Cuando éramos pequeños, pensábamos que existía una especie de manual para la vida, el cual nos transmitían, primero, los padres, después los maestros y las escuelas y, por último, quizás algunos jefes o mentores. Y podría decirse que eso funciona bien: haz esto y te irá así, evita aquello y te irá asá, y en general —no sin unos golpes y caídas— así sale uno preparado para recorrer el sendero de la vida.
Pero hay cosas de las que nadie te habla, ni mamá ni papá, ni los sabios maestros ni los exigentes mentores, salvo cuando es ya demasiado tarde y las que debieron haber sido advertencias se convierten en consejas y burlas. Me refiero, claro, a “la edad de los nuncas” —o, como le llamo yo, a la otra “edad de la punzada”—, cuando hombres y mujeres empezamos con la aburrida cantaleta de “…caray, esto NUNCA me había dolido”, “…pero si esto NUNCA me había hecho daño” o, la más penosa, “…híjole, NUNCA había tenido que tomar tantas pastillas”.

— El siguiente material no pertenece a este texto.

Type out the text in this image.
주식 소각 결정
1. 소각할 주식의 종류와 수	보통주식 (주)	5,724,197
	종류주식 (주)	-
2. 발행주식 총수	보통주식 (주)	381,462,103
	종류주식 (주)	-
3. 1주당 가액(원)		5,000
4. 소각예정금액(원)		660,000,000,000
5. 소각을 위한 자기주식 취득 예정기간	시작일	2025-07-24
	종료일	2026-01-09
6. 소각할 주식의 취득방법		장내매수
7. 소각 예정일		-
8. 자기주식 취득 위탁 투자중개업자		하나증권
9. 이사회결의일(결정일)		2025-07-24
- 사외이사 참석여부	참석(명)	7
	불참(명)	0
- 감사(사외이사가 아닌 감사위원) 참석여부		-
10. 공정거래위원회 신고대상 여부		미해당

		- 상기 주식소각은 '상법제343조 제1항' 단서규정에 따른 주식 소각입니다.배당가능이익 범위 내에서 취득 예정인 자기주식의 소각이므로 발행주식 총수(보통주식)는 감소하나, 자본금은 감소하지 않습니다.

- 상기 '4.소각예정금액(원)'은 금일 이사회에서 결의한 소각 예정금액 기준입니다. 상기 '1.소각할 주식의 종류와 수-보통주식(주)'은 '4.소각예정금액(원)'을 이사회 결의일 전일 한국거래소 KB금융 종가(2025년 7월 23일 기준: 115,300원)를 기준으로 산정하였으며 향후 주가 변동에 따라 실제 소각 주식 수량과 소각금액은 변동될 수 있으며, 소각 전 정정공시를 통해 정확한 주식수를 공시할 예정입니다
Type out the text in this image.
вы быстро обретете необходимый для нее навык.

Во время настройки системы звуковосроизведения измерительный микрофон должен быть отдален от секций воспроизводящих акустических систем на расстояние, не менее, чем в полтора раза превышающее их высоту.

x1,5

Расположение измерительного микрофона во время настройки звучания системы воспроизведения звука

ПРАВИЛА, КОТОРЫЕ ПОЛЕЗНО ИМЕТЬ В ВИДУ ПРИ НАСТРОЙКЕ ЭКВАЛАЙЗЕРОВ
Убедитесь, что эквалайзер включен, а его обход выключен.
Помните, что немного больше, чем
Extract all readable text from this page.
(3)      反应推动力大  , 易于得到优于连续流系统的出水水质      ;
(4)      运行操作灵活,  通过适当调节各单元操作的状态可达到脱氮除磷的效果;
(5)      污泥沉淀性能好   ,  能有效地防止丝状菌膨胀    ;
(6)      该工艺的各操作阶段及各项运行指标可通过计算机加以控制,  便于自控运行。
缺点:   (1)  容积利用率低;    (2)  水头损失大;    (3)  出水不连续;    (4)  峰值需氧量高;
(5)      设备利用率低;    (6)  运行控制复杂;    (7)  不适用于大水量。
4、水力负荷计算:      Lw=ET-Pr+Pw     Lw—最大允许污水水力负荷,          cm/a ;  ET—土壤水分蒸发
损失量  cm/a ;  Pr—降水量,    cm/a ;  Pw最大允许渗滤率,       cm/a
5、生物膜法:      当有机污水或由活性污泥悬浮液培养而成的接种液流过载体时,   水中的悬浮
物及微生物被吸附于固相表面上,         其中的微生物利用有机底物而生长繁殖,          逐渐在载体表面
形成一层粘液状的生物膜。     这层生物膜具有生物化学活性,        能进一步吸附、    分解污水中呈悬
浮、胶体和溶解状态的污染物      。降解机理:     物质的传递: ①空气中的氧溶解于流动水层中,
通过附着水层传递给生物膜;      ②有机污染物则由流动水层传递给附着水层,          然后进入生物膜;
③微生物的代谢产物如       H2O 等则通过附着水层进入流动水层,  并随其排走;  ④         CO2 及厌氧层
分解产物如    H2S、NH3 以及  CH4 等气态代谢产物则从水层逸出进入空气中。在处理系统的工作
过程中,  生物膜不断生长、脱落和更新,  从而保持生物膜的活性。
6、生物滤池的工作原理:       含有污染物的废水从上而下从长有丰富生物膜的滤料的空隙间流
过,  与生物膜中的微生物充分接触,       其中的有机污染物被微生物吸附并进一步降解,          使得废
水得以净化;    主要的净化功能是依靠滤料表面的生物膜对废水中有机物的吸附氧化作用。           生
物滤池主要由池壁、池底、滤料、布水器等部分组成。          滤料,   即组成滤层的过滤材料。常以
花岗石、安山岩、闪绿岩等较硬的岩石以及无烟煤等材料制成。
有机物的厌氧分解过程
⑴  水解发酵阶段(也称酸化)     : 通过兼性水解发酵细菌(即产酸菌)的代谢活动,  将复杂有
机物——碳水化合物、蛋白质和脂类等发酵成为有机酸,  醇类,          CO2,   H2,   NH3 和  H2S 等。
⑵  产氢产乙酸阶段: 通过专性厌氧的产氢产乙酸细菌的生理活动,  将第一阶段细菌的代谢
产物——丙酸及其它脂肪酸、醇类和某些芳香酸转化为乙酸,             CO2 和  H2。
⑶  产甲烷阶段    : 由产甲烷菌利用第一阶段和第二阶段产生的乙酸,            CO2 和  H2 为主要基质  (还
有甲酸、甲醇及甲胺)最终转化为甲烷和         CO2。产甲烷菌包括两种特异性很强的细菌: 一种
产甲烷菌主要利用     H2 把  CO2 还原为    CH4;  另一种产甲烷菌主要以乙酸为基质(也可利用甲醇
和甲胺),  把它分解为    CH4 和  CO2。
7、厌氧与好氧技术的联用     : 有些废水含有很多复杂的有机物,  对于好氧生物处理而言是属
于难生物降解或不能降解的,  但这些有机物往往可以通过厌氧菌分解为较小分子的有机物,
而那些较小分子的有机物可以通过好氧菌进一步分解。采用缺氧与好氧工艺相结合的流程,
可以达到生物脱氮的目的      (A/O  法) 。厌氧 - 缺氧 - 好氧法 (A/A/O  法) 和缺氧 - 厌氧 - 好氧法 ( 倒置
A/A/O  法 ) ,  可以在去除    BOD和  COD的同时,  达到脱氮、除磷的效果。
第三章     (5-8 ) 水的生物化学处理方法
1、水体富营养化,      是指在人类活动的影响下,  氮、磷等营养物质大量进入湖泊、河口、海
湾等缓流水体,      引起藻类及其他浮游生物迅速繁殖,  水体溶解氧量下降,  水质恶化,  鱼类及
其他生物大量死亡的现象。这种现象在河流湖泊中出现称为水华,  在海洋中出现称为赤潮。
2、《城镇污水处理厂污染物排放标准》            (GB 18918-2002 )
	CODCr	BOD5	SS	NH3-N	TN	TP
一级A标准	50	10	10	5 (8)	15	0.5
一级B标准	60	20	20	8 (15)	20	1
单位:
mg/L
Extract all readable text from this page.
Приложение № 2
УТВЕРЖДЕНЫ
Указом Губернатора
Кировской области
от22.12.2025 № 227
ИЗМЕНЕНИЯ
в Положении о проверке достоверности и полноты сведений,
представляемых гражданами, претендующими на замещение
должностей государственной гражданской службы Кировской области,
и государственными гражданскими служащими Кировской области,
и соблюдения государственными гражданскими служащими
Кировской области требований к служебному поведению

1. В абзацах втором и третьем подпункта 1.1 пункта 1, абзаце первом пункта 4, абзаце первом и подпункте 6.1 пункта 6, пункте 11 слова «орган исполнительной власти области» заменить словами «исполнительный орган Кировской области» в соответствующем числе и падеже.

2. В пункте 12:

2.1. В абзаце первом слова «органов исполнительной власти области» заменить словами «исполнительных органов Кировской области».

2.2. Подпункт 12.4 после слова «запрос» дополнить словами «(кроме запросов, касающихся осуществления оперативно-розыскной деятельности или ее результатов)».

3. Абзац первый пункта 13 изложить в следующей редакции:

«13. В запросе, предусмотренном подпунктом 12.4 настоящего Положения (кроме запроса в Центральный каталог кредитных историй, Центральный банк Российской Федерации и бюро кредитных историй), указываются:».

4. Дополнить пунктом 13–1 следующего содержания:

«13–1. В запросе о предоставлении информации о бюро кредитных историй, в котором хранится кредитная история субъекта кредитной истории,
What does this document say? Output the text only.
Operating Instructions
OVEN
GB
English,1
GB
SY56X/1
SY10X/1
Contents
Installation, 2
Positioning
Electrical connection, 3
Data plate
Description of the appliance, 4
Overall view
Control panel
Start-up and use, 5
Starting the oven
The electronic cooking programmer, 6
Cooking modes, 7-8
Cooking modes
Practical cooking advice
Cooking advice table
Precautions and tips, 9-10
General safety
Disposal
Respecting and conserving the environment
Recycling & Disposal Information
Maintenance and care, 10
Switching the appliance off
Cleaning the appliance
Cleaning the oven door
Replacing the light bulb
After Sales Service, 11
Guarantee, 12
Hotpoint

Cabe aclarar que no estoy hablando de padecimientos serios o de enfermedades de las que nadie con un asomo de piedad se burlaría o aventuraría bromas. Más bien me refiero al molesto “dolorcito” que arrastramos desde hace años y que ningún doctor ha logrado curar, a las noches en vela por el ardor —y no de la pasión, sino de un esófago con acidez—, a los insomnios repentinos, a las lastimaduras provocadas por el movimiento más simple y, desde luego, las “punzadas” que a cada tanto nos receta el nervio ciático.
Estos achaques, como se les llama en el habla popular, son tales no cuando forman parte de un cuadro de síntomas serios, sino cuando simplemente son producto del natural desgaste que sufren la carrocería y la maquinaria del cuerpo, merced a cuatro o cinco décadas de rodar por esos malditos caminos llenos de baches que conforman nuestro sendero de vida. Y son como las heridas del alma: duelen, a veces mucho, pero no tanto como para impedirnos seguir caminando.
Por supuesto, no a todo el mundo le va igual: hay quienes por costumbre o desidia elegimos el sedentarismo —ya sabes: leer, escribir, pensar, filosofar… de todo, pero sentado— y, al arañar el medio siglo de edad, entramos en conciencia, compramos unos tenis y empezamos a huir de un infarto prematuro dando vueltas en una pista de jogging… y luego por el pasillo de la farmacia, donde adquirimos pomadas, ungüentos, vendas y otros aditamentos que nos libren de calambres y dolores —lástima que no vendan también aceite uno-dos-tres para las articulaciones.
Otros, que desde décadas antes eran asiduos al deporte, resienten otro tipo de punzadas: el desgaste en las rodillas de la corredora, o las lesiones del tobillo del que practica artes marciales y, olvidando que ya no tiene veinte años, intenta una patada voladora con dos giros al frente, cae mal y termina con un esguince o algo peor… como la vergüenza de ser objeto de la atención de solícitas practicantes jóvenes que acuden al rescate a la voz de “¡Ya se lastimó el señor!”
Un síntoma delator del “cuarto piso” y los que le siguen es el pujido. Sí: cual María Victoria, “la dama del pujidito”, te levantas de la cama y pujas; te sientas de golpe y pujas; haces un esfuerzo y, desde luego, pujas; entras a tu coche y pujas, y ya no hablemos de los encuentros cercanos, en los que los poco edificantes pujidos intercalan con calambres y sudores… y a eso le llamamos pasión.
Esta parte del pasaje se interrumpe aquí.